3. I na końcu profesor przystąpił do meritum swego wykładu. Mianowicie stara się przekonać słuchaczy, że to z Azji przyszła do Europy kultura kłamstwa, której sprzeciwiali się, już w starożytności pochodzący z Europy Ariowie. (Choć po PRAWDZIE, Ariowie i rasowo i etnicznie pochodzą z starożytnego azjatyckiego kraju o nazwie ARIANA, czyli dziś Afganistan.) Co więcej, „idąc na całość” w KŁAMSTWO Jaroszyński stwierdza: „Marksizm to największe zło ,największe KŁAMSTWO, które zniszczyło polską humanistykę … należy wymienić wszystkie kadry, aby wychowywać przyszłe pokolenia w PRAWDZIE … jesteśmy w sytuacji małych dzieci, które… winne uwierzyć w prawdę chrześcijaństwa … jesteśmy STWORZENI na obraz Boga”.
Jeśli pamiętam ja – jako „idol” – to marksizm traktuje religię jako rodzaj „opium dla ludu”, sposób na samo-oszukiwanie się słabych duchem ludzi, poprzez odejście od szlachetnego celu, jakim jest POSZUKIWANIE PRAWDY, do systematycznego samo-otumaniania się „dobrym bogiem”. A po co kultywuje się ten bardzo silny, zabijający w ludziach ROZUM, środek narkotyczny? Jak to zauważył już cesarz Konstantyn, który zalegalizował w Cesarstwie Rzymskim upajania się „dobrym bogiem chrześcijan” prostego ludu, dzięki temu, wymyślonemu w Izraelu blisko dwa tysiące lat temu, przez Szawła vel Pawła silnemu narkotykowi, „MY (ÓWCZESNA RZYMSKA OLIGARCHIA) BĘDZIEMY MIELI ZIEMIĘ A ONI NIEBO”. (patrz najnowszy film „Illuminati” na http://www.lukaszenko.net )
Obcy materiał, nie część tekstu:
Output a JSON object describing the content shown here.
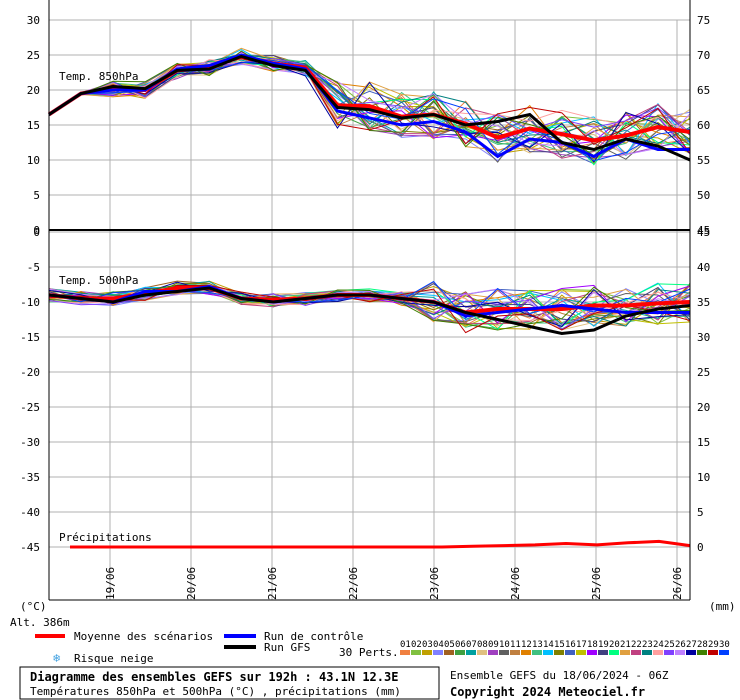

I właśnie poprzez nawoływanie do „zabicia” marksizmu profesor Jaroszynski demaskuje siebie jako jeszcze jeden KETMAN pracujący dla Nowej Światowej Oligarchii, która chętnie dzisiaj przejmuje („prywatyzuje”) polskie ZIEMIE, dając w zamian ludowi NIEBO wiary, ze człowiek został stworzony na obraz i podobieństwo narkotyzującego się wiarą w siebie samego Boga…
maran
ad 99n Oj bredzi pan, panie Marklogg, bredzi jak potepiony.
jeszcze pan nim nie jest, wiec warto uzyc swego rozumu ktorym sie pan tak tu przechwala i troche pomyslec o wiecznosci.
Czyby wedgul pana marksisci, ateisci to jakies przyklady chodzace z zakresu uzwywania rozumu??
Wiele tych co odrzuca Boga marnie konczy.
Pan wyglada mi na lucyferianiana i to mocno??